Saturday, February 05, 2005

Bush's In the Hood

President George Bush outlined new proposals in his February 2nd ‘State of the Union’ speech aimed at helping at-risk youth in the United States overcome the danger of gang influence and involvement. Huh? Isn’t George currently waging enough battles on foreign soil already that he shouldn’t really be needing to pick any other new fights in his own domestic homeland as well? Is this guy trigger-happy or what? I guess since he had that first sniff of weapons of mass destruction in his last term of office that he's now ready to settle for a more sure thing; weapons of mass murder.

The Justice Department estimates that approximately 750,000 individuals are members of gangs – one third of which are under the age of 18. To help combat the rising number of gang members and to deescalate the increasing levels of violence, the President announced a new outreach effort, led by none other than Mrs. Laura Bush, to focus on young Americans, especially young men, to help ensure a successful future.

Pardon? Did I hear that right? Laura-fucking-Bush? Is this the same woman that George also affectionately refers to as “lump in my bed”?

So let me get this straight: in an effort to tone down gang-related activity and violence, the country is unleashing Laura Bush to go all ‘Colors’ on their hommie asses? Oh yeah, that sure sounds like a great plan!

What would a millionaire’s wife know about gangs from the mean streets of New York, Los Angeles, Oakland, Chicago, Miami, Atlanta, etc? Christ, why don’t we just enlist "Luvy" from ‘Gilligan’s Island’ in our war against international terrorism?

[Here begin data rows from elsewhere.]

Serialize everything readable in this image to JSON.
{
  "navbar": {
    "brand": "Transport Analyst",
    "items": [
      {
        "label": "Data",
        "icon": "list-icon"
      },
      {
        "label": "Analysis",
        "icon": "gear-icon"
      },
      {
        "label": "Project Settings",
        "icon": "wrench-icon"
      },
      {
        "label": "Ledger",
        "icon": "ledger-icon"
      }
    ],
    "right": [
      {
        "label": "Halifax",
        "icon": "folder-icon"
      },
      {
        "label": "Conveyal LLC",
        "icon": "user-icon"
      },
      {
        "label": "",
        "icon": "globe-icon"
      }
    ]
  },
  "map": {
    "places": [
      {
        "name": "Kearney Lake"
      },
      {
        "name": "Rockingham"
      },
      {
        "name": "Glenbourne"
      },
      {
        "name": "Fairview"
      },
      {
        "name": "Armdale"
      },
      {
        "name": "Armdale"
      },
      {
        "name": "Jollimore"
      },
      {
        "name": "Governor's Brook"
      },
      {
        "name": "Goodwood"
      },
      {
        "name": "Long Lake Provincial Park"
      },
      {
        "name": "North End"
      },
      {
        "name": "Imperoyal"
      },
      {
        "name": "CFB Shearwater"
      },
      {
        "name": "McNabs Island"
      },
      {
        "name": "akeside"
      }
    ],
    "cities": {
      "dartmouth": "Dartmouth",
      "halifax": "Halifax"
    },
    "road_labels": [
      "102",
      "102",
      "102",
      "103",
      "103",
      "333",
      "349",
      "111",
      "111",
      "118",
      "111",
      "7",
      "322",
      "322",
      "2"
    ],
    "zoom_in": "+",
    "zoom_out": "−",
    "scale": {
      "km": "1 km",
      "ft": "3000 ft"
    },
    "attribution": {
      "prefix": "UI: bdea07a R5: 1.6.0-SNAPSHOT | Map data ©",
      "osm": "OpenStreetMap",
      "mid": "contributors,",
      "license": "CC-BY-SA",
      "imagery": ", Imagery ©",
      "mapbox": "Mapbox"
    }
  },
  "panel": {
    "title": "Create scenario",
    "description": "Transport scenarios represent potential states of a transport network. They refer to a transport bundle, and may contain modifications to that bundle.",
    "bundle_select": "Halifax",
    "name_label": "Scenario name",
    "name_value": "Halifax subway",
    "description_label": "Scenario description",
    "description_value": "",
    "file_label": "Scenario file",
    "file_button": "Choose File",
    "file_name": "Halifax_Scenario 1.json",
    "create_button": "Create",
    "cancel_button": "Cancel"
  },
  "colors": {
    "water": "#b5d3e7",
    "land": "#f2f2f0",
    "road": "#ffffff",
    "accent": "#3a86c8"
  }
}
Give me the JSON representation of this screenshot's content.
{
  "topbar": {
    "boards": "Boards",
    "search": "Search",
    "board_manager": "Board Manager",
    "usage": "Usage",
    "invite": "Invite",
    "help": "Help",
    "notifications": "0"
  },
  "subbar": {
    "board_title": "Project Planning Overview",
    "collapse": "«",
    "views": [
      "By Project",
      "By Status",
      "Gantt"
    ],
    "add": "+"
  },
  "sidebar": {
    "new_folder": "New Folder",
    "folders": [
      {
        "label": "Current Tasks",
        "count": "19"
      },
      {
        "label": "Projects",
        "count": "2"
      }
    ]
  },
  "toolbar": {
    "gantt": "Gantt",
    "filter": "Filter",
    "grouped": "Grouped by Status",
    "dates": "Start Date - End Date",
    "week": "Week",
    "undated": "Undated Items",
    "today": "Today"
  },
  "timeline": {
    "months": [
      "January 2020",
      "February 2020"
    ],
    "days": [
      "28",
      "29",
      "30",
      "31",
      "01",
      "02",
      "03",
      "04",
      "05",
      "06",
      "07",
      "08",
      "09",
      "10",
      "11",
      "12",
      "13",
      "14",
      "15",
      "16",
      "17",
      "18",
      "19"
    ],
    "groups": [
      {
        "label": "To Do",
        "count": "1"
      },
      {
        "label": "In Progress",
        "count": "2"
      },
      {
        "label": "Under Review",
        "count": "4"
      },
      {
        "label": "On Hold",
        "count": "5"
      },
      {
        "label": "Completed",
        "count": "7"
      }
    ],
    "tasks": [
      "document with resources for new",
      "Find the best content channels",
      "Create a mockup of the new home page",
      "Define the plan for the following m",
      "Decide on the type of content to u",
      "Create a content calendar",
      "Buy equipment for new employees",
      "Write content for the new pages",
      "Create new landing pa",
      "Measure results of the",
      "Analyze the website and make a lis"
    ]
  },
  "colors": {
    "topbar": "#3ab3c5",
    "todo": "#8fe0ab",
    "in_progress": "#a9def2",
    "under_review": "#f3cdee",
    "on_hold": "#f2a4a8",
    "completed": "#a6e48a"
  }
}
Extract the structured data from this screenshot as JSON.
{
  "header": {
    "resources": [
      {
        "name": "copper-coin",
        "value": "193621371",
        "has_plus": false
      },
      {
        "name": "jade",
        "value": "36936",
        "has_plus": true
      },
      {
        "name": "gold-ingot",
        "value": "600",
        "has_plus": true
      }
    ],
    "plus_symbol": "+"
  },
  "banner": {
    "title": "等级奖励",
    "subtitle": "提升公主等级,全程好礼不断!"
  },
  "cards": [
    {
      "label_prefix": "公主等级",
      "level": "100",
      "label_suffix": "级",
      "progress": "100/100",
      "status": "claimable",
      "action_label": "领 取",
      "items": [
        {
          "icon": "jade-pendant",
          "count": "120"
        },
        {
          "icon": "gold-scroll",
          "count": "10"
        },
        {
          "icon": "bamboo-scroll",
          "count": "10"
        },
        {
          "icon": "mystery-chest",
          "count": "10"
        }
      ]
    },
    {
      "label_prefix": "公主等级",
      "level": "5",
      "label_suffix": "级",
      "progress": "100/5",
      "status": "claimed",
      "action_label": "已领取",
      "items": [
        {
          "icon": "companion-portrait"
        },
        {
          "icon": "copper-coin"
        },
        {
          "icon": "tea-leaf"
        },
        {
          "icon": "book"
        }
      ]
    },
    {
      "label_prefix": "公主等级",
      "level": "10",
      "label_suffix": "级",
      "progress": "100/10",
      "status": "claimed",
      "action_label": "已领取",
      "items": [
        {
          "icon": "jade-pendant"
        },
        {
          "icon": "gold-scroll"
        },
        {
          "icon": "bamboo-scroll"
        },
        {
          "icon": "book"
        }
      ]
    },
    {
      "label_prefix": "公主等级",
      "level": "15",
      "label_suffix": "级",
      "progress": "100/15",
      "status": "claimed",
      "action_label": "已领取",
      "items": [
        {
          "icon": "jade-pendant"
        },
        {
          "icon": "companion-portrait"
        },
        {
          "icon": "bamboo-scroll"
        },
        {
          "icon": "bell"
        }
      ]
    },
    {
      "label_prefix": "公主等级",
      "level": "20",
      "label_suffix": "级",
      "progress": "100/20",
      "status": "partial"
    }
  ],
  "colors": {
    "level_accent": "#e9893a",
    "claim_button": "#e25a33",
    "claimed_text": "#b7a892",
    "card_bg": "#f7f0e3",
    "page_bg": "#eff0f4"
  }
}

Did the Bush’s just go and rent a bunch of Ice Cube movies from Blockbuster Video over the weekend and now they’re all fired up to start thrownin’ down and begin slammin’ and bangin’ with the Cribs and the Bloods down on the corner or something? Or maybe they became concerned with the festering urban gang problem after overhearing Jenna and Barbara playing a Public Enemy album a little too loud one afternoon while lounging around the Whitehouse pool.

Can you picture Laura sporting her "colors" and flipping gang signs as deftly as Tupac Shakur ordering cheeseburgers at Burger King. She’s be decked out in high top sneakers, baggie-ass jeans, and a babushka rapping out her message of faith and hope in ghetto Ebonics that would confuse even Snoop Dogg, like the chill beotch she is.

Towards this three year initiative, the President has earmarked $150 million dollars. What is that $150 million dollars going to go towards anyways? Holy shit, that’s a LOT of Raiders ball caps and malt liquor! Are the American people going to get into the music business and release positive and motivational anti-gang themed rap albums from reputable new model artists like Irs-One, Run-WindowsXP, and N.W.C. (Niggers With Checkbooks). Or maybe they can introduce an intramural curling bonspiel where rival gang members can settle their turf wars on a sheet of ice with brooms like civilized niggaz.

Here’s a crazy idea: spend the $150 million dollars on enforcing stricter gun control* to keep the weapons from the hands of an irrational, intellectually-stunted misfit who has nothing better to do than commit murder because somebody looked at his ‘ho. THAT would be better way of serving the taxpayers money, don’t you think? What are they going to commit acts of gang violence with if you remove the guns and illegally obtained weapons from the equation? Are gangbangers instead going to resort to throwing corn muffins at one another from opposite sides of the street? I doubt there are many O.G. gangster types out there who will be cruising the hood waiting for the perfect opportunity to pick off a rival gang member in a “Drive-By Insulting”. Pretty scary shit, huh?

Without their precious guns, gang members will be reduced to settling territorial conflicts with West Side Story dance-offs. Who would want to join a gang when he/she sees a bunch of O.G. Fairies in doo-rags shaking their booty’s at one another as if it was Soul Train all over again! That sight alone raging away on the mean streets of Compton would be enough to even scare off the biggest and toughest homeboys on the block from ever joining in any sissy-ass gang.

What else is an ex-gangbanger going to do then? Why go to school, of course. They'll be forced to lay down their uzi's and start learning a practical skill, like operating the cash register's touchpad at the drive-thru at MacDonald's. "Hey Pooky, make sure you put extra packets of ketchup in that motherfucka".

* Any opposition from the NRA, I expect could be immediately remedied by simply walking Charleton Heston down any street in East L.A.